Without knowing of an amazing coincidence, I recommended the book to Ted as a first-rate catalogue of white-collar financial crimes.
Sinclair matters to me. His novel The Jungle even inspired a stockyards reference in The Solomon Scandals, as well an allusion to the time LBJ honored the legendary muckraker in 1967 while signing a meat inspection act into law.
Well, it turns out that Ted, whom I met at a small dinner in Georgetown, cares about Upton Sinclair for understandable reasons of his own. His grandfather, Ben Olin (1886–1969), was Sinclair’s private secretary in Mississippi and California. In fact, Olin was friends with Sinclair until the latter’s death in 1968.
Ted (left photo), formerly a writer for U.S. News & World Report, covering the White House and later the U.S. Justice Department, is now a Senior Fellow with the Jerry Lee Center of Criminology at the University of Pennsylvania and continues to write. So a journalistic tradition has lived on.
I asked Ted for any family recollections, and he said he was too young to have picked up much from Ben Olin, but he did recall hearing of Upton Sinclair’s campaign for governor of California-. I Googled around and read how Sinclair wanted to help Californians deal with the Great Depression. A socialist approach? Maybe. But then you could say the same of the TVA dams. Or maybe the corporate bailouts that D.C. recently gave to Wall Street.
That isn’t the only little coincidence here. Ted is a graduate of Oberlin College and donated some Sinclair-related items to the school. Margo Danialson, Jon Stone’s SO in Scandals, majored in medieval studies at Oberlin.
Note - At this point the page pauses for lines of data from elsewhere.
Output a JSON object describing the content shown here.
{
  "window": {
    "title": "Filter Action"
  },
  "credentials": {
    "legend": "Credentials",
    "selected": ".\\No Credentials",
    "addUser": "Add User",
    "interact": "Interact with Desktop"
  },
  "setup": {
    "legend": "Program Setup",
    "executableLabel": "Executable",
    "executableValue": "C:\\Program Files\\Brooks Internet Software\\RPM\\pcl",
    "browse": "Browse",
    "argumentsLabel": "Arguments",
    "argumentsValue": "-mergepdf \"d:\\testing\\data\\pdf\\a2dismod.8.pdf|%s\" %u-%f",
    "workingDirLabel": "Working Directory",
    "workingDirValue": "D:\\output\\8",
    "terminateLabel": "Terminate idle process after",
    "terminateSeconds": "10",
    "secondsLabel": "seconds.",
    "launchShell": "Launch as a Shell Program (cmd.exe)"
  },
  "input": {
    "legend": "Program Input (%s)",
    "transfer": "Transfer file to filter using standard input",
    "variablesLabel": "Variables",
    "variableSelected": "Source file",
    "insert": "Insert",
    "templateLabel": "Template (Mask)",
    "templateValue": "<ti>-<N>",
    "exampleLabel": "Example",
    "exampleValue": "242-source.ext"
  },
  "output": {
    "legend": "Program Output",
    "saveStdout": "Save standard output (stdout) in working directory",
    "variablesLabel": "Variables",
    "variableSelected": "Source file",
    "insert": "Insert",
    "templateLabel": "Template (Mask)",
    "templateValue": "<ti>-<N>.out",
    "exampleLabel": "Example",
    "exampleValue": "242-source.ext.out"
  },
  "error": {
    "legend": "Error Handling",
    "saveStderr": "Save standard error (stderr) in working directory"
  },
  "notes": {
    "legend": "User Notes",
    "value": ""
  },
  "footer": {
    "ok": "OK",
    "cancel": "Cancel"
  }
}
I’m not sure if Oberlin offered that exact major, but it did let students come up with their own.
In yet another coincidence, one of our hosts for the dinner was Larry Leamer, author of Fantastic, a bio of a California Governor, Arnold Schwarzenegger—in many ways the opposite of Sinclair politically. Not only that, Larry’s book Madness under the Royal Palms is about the wealthy operators of the kind Sinclair dissects in The Money Changers. Sinclair wrote about them on and off the job; Larry, about their private lives. In fact, in many cases Larry’s subjects don’t even have jobs, just inherited wealth, unless you count the title “spouse of.”
Sinclair, I suspect, would have nodded as he read Larry Leamer’s book about the wealthy of Palm Beach.
In many ways, America’s uber-rich are still the same as when Sincair wrote them up in the early 1900s, with competitiveness from the office spilling over into family and social lives, especially when it is time to divvy up estates.
Sometimes, in fact, as shown by money-related murders Larry wrote up in Palm Beach, the proximity of wealth can even be lethal.
That said, the Leamer book is not a polemic; instead, reflective new journalism with more than its share of empathy toward his subjects. He and his wife, Vesna, still live in Palm Beach much or most of the time. Among other things, Larry volunteers for the Lord’s Place homeless shelter in nearby West Palm Beach, a project championed and financially aided over the years by a Palm Beach socialite, Cathleen McFarlane-Ross.